Smoking is estimated to cause about half of all bladder cancer cases. Case-control studies have provided evidence of an inverse association between fruit and vegetable intake and bladder cancer risk. As part of the World Cancer Research/American Institute for Cancer Research Continuous Update Project, we conducted a systematic review and meta-analysis of prospective studies to assess the dose-response relationship between fruit and vegetables and incidence and mortality of bladder cancer. We searched PubMed up to December 2013 for relevant prospective studies. We conducted highest compared with lowest meta-analyses and dose-response meta-analyses using random effects models to estimate summary relative risks (RRs) and 95% confidence intervals (CIs), and used restricted cubic splines to examine possible nonlinear associations. Fifteen prospective studies were included in the review. The summary RR for an increase of 1 serving/day (80 g) were 0.97 (95% CI: 0.95-0.99) I(2)  = 0%, eight studies for fruits and vegetables, 0.97 (95% CI: 0.94-1.00, I(2)  = 10%, 10 studies) for vegetables and 0.98 (95% CI: 0.96-1.00, I(2)  = 0%, 12 studies) for fruits. Results were similar in men and women and in current, former and nonsmokers. Amongst fruits and vegetables subgroups, for citrus fruits the summary RR for the highest compared with the lowest intake was 0.87 (95% CI: 0.76-0.99, I(2)  = 0%, eight studies) and for cruciferous vegetables there was evidence of a nonlinear relationship (P = 0.001). The current evidence from cohort studies is not consistent with a role for fruits and vegetables in preventing bladder cancer.
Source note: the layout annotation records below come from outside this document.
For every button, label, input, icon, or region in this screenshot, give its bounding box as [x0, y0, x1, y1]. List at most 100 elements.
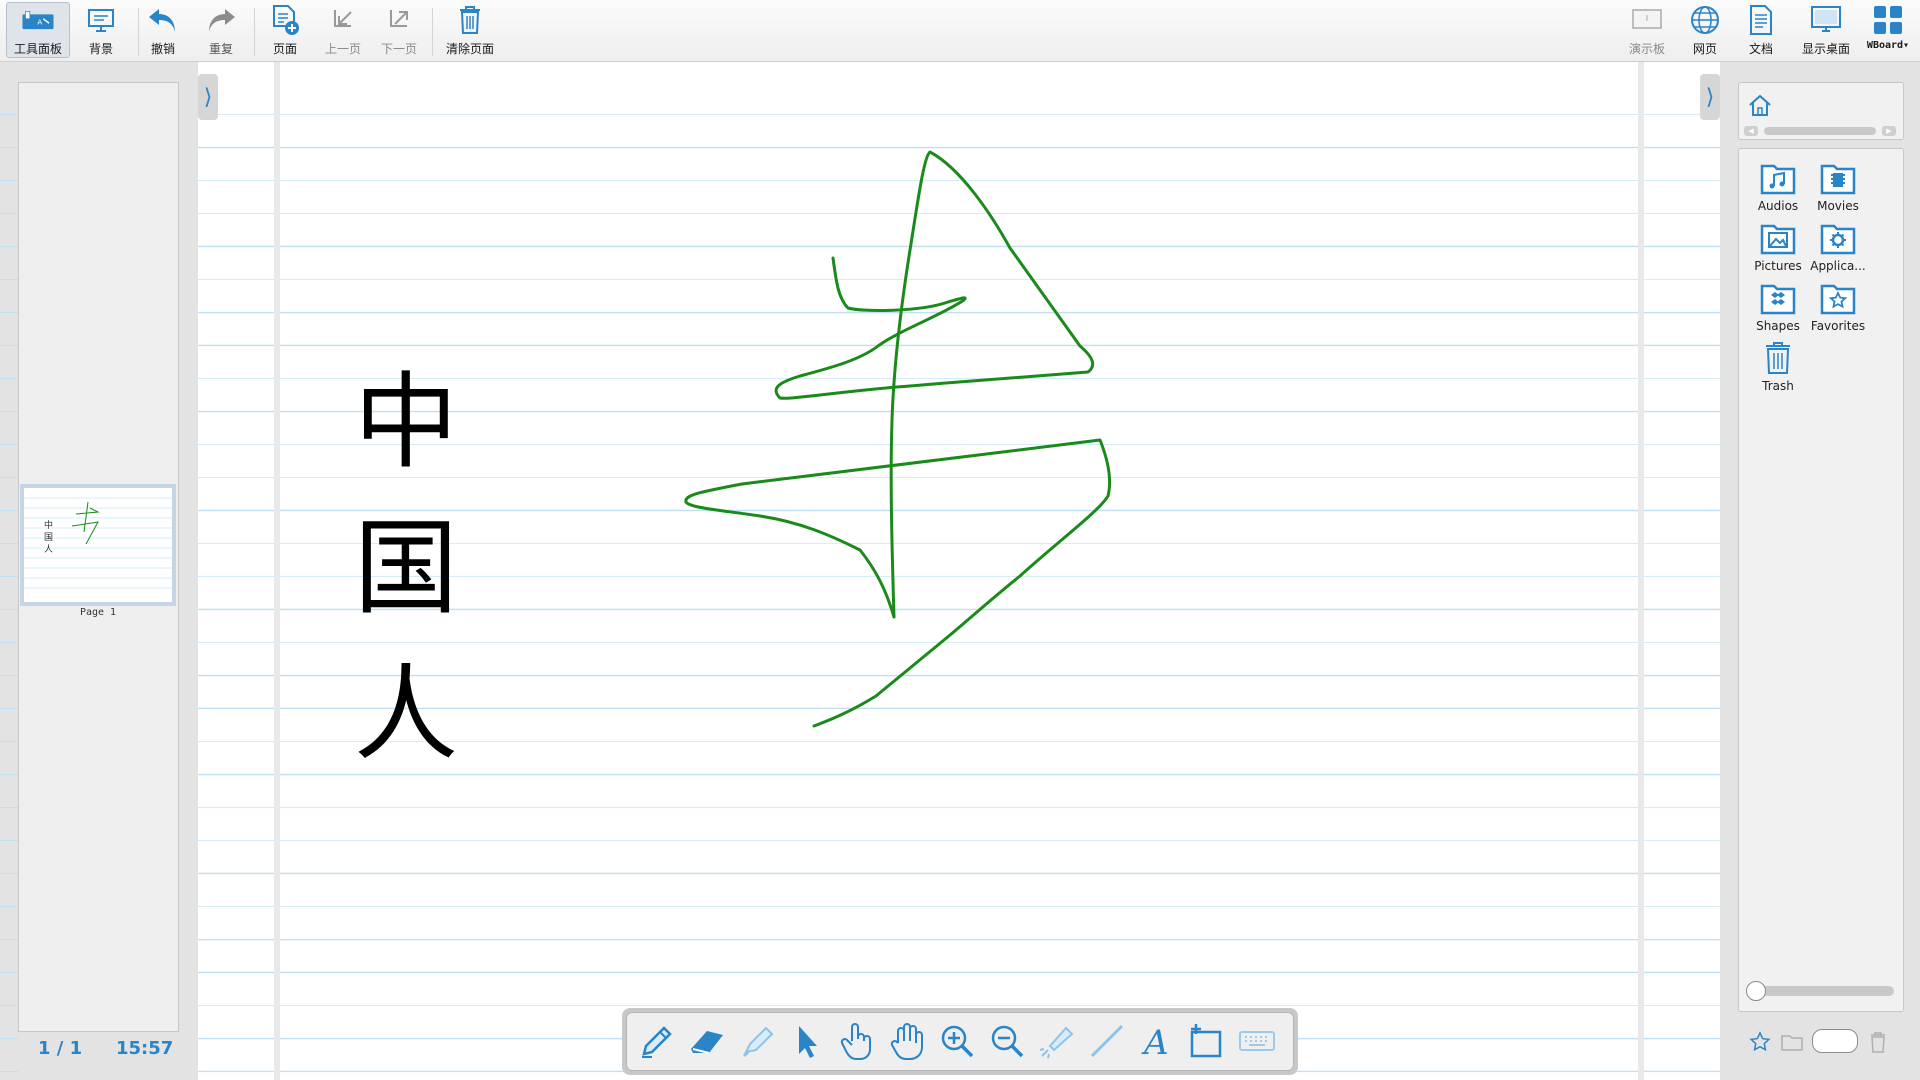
document-label: 文档	[1748, 42, 1773, 56]
scroll-track[interactable]	[1764, 127, 1876, 135]
library-item-label: Audios	[1757, 199, 1799, 213]
whiteboard-canvas[interactable]	[0, 62, 1920, 1080]
svg-text:A: A	[37, 17, 42, 26]
web-button[interactable]: 网页	[1676, 2, 1734, 58]
movie-folder-icon	[1818, 158, 1858, 198]
toolbar-divider	[432, 8, 433, 56]
clear-page-button[interactable]: 清除页面	[438, 2, 502, 58]
background-icon	[84, 2, 118, 38]
svg-text:国: 国	[44, 532, 53, 543]
library-item-label: Pictures	[1754, 259, 1802, 273]
library-item-label: Favorites	[1810, 319, 1866, 333]
svg-text:人: 人	[44, 544, 53, 555]
application-folder-icon	[1818, 218, 1858, 258]
redo-icon	[204, 2, 238, 38]
canvas-text-character[interactable]: 国	[354, 516, 458, 620]
pen-icon[interactable]	[635, 1019, 679, 1063]
library-search-input[interactable]	[1812, 1029, 1858, 1053]
library-item-label: Applica...	[1810, 259, 1866, 273]
library-item-pictures[interactable]: Pictures	[1750, 218, 1806, 274]
undo-button[interactable]: 撤销	[134, 2, 192, 58]
add-page-button[interactable]: 页面	[256, 2, 314, 58]
library-item-label: Shapes	[1756, 319, 1800, 333]
web-label: 网页	[1692, 42, 1717, 56]
home-icon[interactable]	[1747, 93, 1773, 121]
laser-pointer-icon[interactable]	[1035, 1019, 1079, 1063]
star-icon[interactable]	[1748, 1030, 1772, 1054]
pan-hand-icon[interactable]	[885, 1019, 929, 1063]
trash-icon	[453, 2, 487, 38]
page-counter: 1 / 1	[38, 1038, 83, 1059]
app-grid-icon	[1871, 2, 1905, 38]
library-item-label: Movies	[1817, 199, 1859, 213]
keyboard-icon[interactable]	[1235, 1019, 1279, 1063]
wboard-label: WBoard	[1866, 40, 1904, 51]
library-zoom-slider[interactable]	[1746, 981, 1894, 1001]
presentation-board-label: 演示板	[1628, 42, 1665, 56]
svg-text:中: 中	[44, 519, 53, 531]
document-button[interactable]: 文档	[1732, 2, 1790, 58]
marker-icon[interactable]	[735, 1019, 779, 1063]
line-icon[interactable]	[1085, 1019, 1129, 1063]
new-folder-icon	[1780, 1030, 1804, 1054]
left-margin-line	[274, 62, 280, 1080]
undo-icon	[146, 2, 180, 38]
zoom-in-icon[interactable]	[935, 1019, 979, 1063]
tool-panel-button[interactable]: A 工具面板	[6, 2, 70, 58]
tool-panel-icon: A	[21, 3, 55, 38]
page-thumbnail-label: Page 1	[79, 607, 117, 618]
selector-icon[interactable]	[785, 1019, 829, 1063]
prev-page-button[interactable]: 上一页	[314, 2, 372, 58]
library-item-audios[interactable]: Audios	[1750, 158, 1806, 214]
library-item-favorites[interactable]: Favorites	[1810, 278, 1866, 334]
undo-label: 撤销	[150, 42, 175, 56]
canvas-text-character[interactable]: 中	[354, 370, 458, 474]
page-thumbnail[interactable]: 中 国 人	[20, 484, 176, 606]
delete-icon	[1866, 1030, 1890, 1054]
main-toolbar: A 工具面板 背景 撤销 重复 页面 上一页 下一页 清除页面 演示板 网页 文…	[0, 0, 1920, 62]
clock: 15:57	[116, 1038, 174, 1059]
next-page-button[interactable]: 下一页	[370, 2, 428, 58]
interact-hand-icon[interactable]	[835, 1019, 879, 1063]
canvas-text-character[interactable]: 人	[354, 662, 458, 766]
presentation-board-button[interactable]: 演示板	[1618, 2, 1676, 58]
favorites-folder-icon	[1818, 278, 1858, 318]
library-item-movies[interactable]: Movies	[1810, 158, 1866, 214]
monitor-icon	[1809, 2, 1843, 38]
trash-icon	[1758, 338, 1798, 378]
capture-icon[interactable]	[1185, 1019, 1229, 1063]
collapse-right-panel-button[interactable]: ⟩	[1700, 74, 1720, 120]
redo-label: 重复	[208, 42, 233, 56]
library-item-label: Trash	[1762, 379, 1794, 393]
svg-text:A: A	[1141, 1023, 1169, 1060]
next-page-label: 下一页	[380, 42, 417, 56]
prev-page-icon	[326, 2, 360, 38]
show-desktop-button[interactable]: 显示桌面	[1794, 2, 1858, 58]
presentation-board-icon	[1630, 2, 1664, 38]
scroll-left-arrow-icon[interactable]: ◀	[1744, 126, 1758, 136]
next-page-icon	[382, 2, 416, 38]
chevron-down-icon: ▾	[1903, 40, 1910, 51]
add-page-label: 页面	[272, 42, 297, 56]
tool-panel-label: 工具面板	[13, 42, 62, 56]
globe-icon	[1688, 2, 1722, 38]
picture-folder-icon	[1758, 218, 1798, 258]
slider-knob[interactable]	[1746, 981, 1766, 1001]
wboard-menu-button[interactable]: WBoard▾	[1860, 2, 1916, 58]
scroll-right-arrow-icon[interactable]: ▶	[1882, 126, 1896, 136]
document-icon	[1744, 2, 1778, 38]
prev-page-label: 上一页	[324, 42, 361, 56]
toolbar-divider	[254, 8, 255, 56]
redo-button[interactable]: 重复	[192, 2, 250, 58]
chevron-right-icon: ⟩	[1705, 84, 1715, 110]
collapse-left-panel-button[interactable]: ⟩	[198, 74, 218, 120]
eraser-icon[interactable]	[685, 1019, 729, 1063]
library-item-applications[interactable]: Applica...	[1810, 218, 1866, 274]
right-margin-line	[1638, 62, 1644, 1080]
library-path-scrollbar[interactable]: ◀ ▶	[1744, 126, 1900, 136]
background-button[interactable]: 背景	[72, 2, 130, 58]
library-item-trash[interactable]: Trash	[1750, 338, 1806, 394]
zoom-out-icon[interactable]	[985, 1019, 1029, 1063]
text-icon[interactable]: A	[1135, 1019, 1179, 1063]
library-item-shapes[interactable]: Shapes	[1750, 278, 1806, 334]
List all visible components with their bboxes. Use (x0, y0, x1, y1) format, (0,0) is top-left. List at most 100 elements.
© 2014 The Authors. Cancer Medicine published by John Wiley & Sons Ltd.

KEYWORDS:

Bladder cancer; fruits; meta-analysis; systematic review; vegetables

 

Comment from Maria Ribal: Bladder cancer is already related to smoking status and occupational exposure. Other environmental factors have been explored as putative casual factors or preventive factors. Among them, dietary factors have been consistently reported, although none of the studies already performed yield any conclusion. In this meta-analysis and systematic review again no conclusions could be drawn for any protective role of fruits and vegetables intake on bladder cancer.